Concordando com Carneiro e colaboradores (2012), para que as práticas no campo da promoção da saúde se configurem como educativas, o profissional deve trabalhar em favor da autonomia. É fundamental a realização da educação em saúde para capacitar a população para atuar como promotora da saúde (LOPES et al., 2013).

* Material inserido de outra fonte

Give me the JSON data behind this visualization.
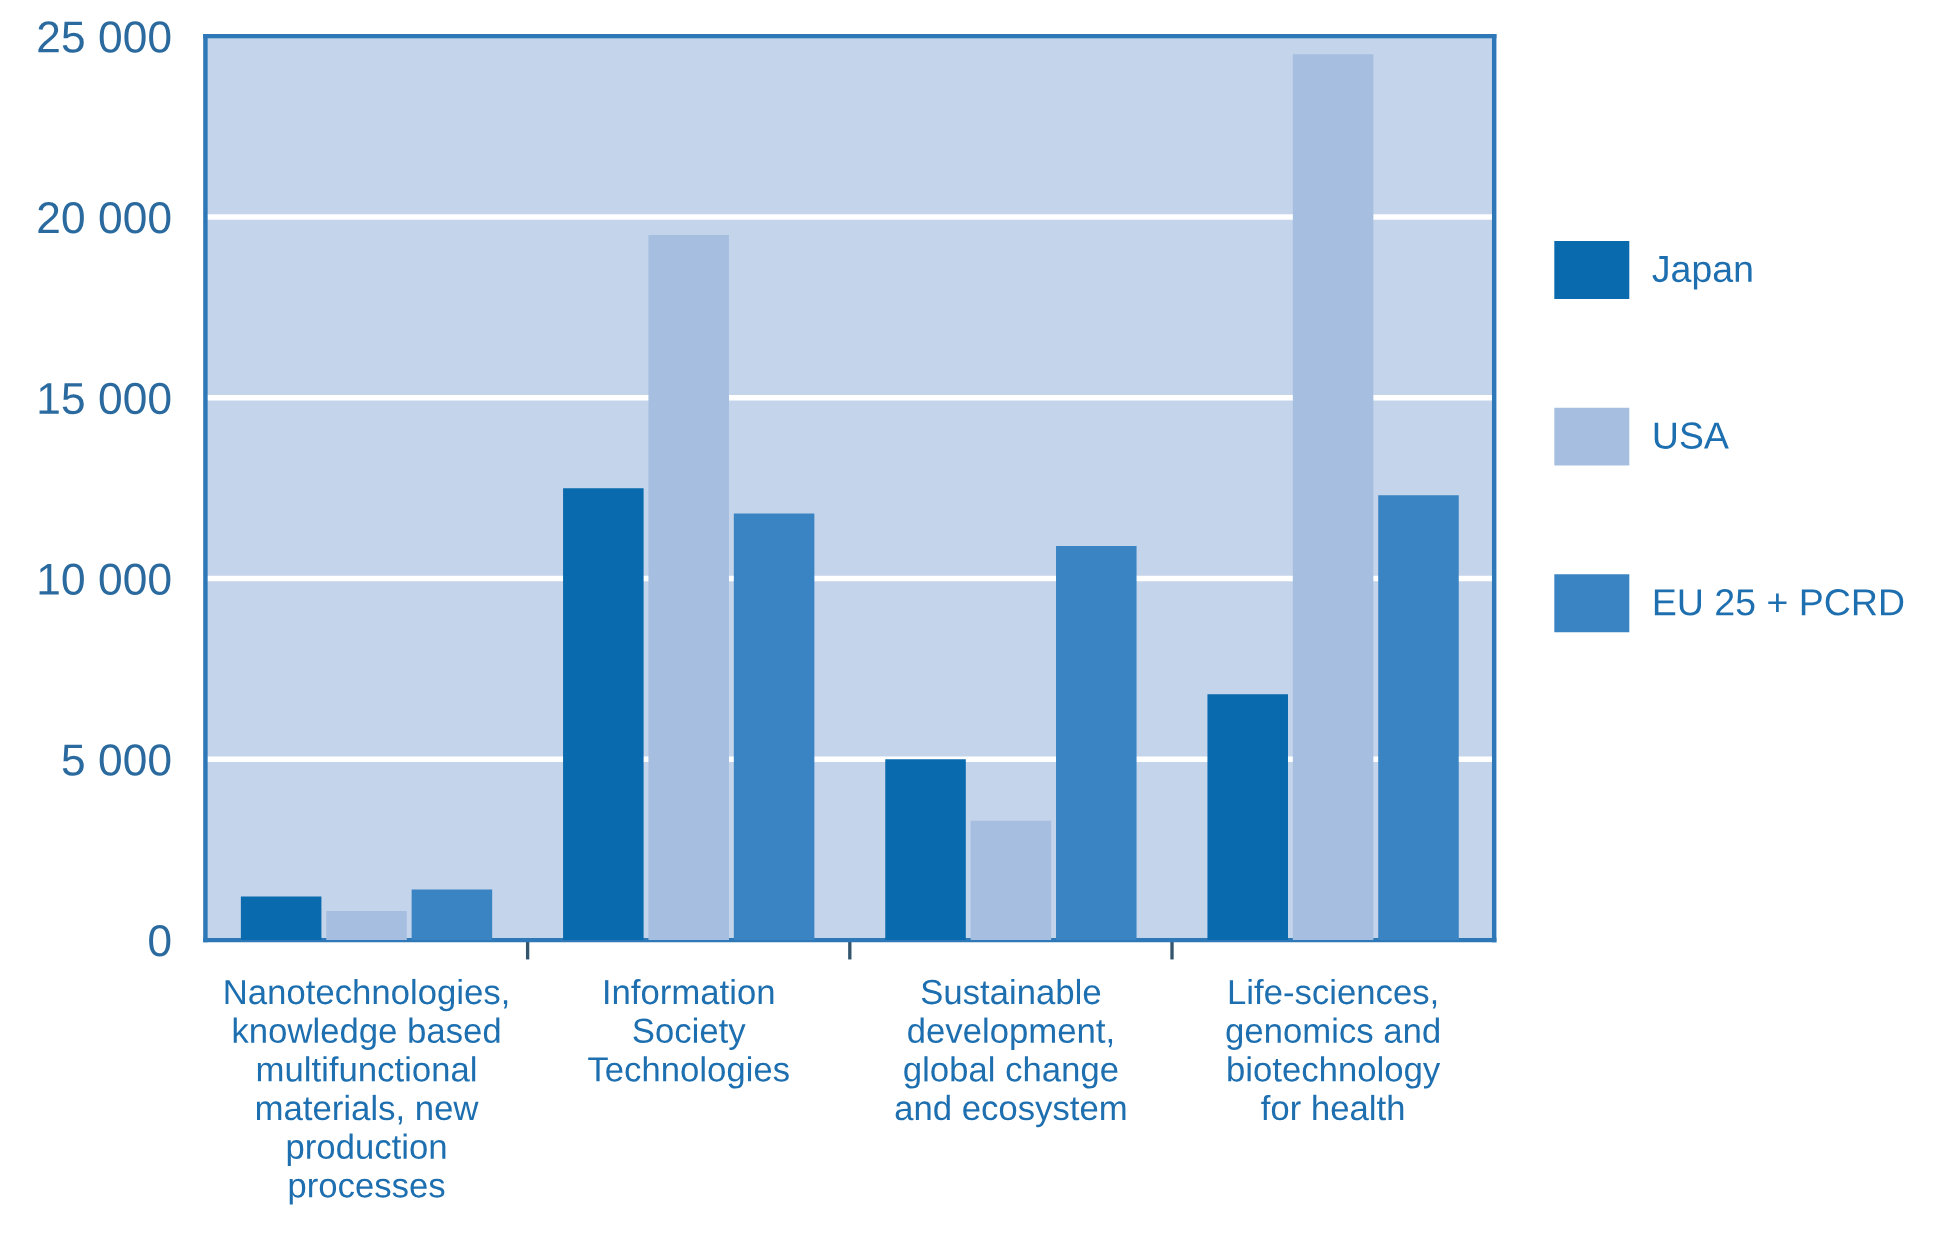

Tendo como referência o conceito da Carta de Ottawa para a promoção da saúde como o “processo de capacitação da comunidade para atuar na melhoria de sua qualidade de vida e saúde, incluindo uma maior participação no controle deste processo” (BRASIL, 2002, p.19), apenas 3 dos 15 enfermeiros entrevistados relataram quanto ao fato de o grupo ser uma oportunidade de tornar o indivíduo ativo no cuidado a sua saúde e ser responsável sobre ela.

“Bom, eu entendo que os grupos educativos na promoção da saúde fazem com que a pessoa se torne ativa no processo de cuidar da saúde... Junto com ele construir o plano de cuidado em que se torna protagonista do processo e não passivo de receber só as orientações”. (E5)

“Eu digo muito isso se você não consegue transformar o meio que o usuário mora, o seu trabalho não fortifica porque eu não consigo modificar o que ele faz na casa dele, não sou eu que vou lá fazer [...] Então, eu tenho que educá-lo para que ele transforme o domicílio dele, a vizinhança, a comunidade dele”. (E6)

“Então, quem é que tem que fazer alguma coisa? Quem é que é dono da própria história? E a gente tá trabalhando esse ano uma coisa muito importante 'que é o sentido do fato'. A pessoa tem que sentir, perceber o quê que ela tá vivendo. Não adianta você chegar pra ele, falar o que tem que fazer.” (E7)

Os dados acima permitem afirmar que os enfermeiros ainda de forma incipiente trabalham com o verdadeiro significado da promoção da saúde e, por consequência, a sua prática não está completamente voltada para a promoção e sim para prevenção de doença. Conforme um estudo realizado por Rocha e colaboradores (2012), os enfermeiros da APS têm uma visão distorcida sobre a promoção da saúde caracterizando tudo o que deve ser feio para a população não adquirir determinada doença. De fato, através dos dados dessa pesquisa percebe-se a necessidade de aproximação do conceito da promoção da saúde em sua essência e nas estratégias de ação.

“O que tem mesmo para acrescentar que a gente está trilhando esse caminho. A nossa perspectiva é de aumentar nessa lógica da promoção da saúde que é a lógica que a atenção primária procura trabalhar.” (E14)

É importante considerar a realização de grupos como uma ação singular para a promoção da saúde, da autonomia e do protagonismo da população e, que, a coordenação de grupo pelo profissional de saúde requer uma fundamentação teórico-prática que o instrumentalize.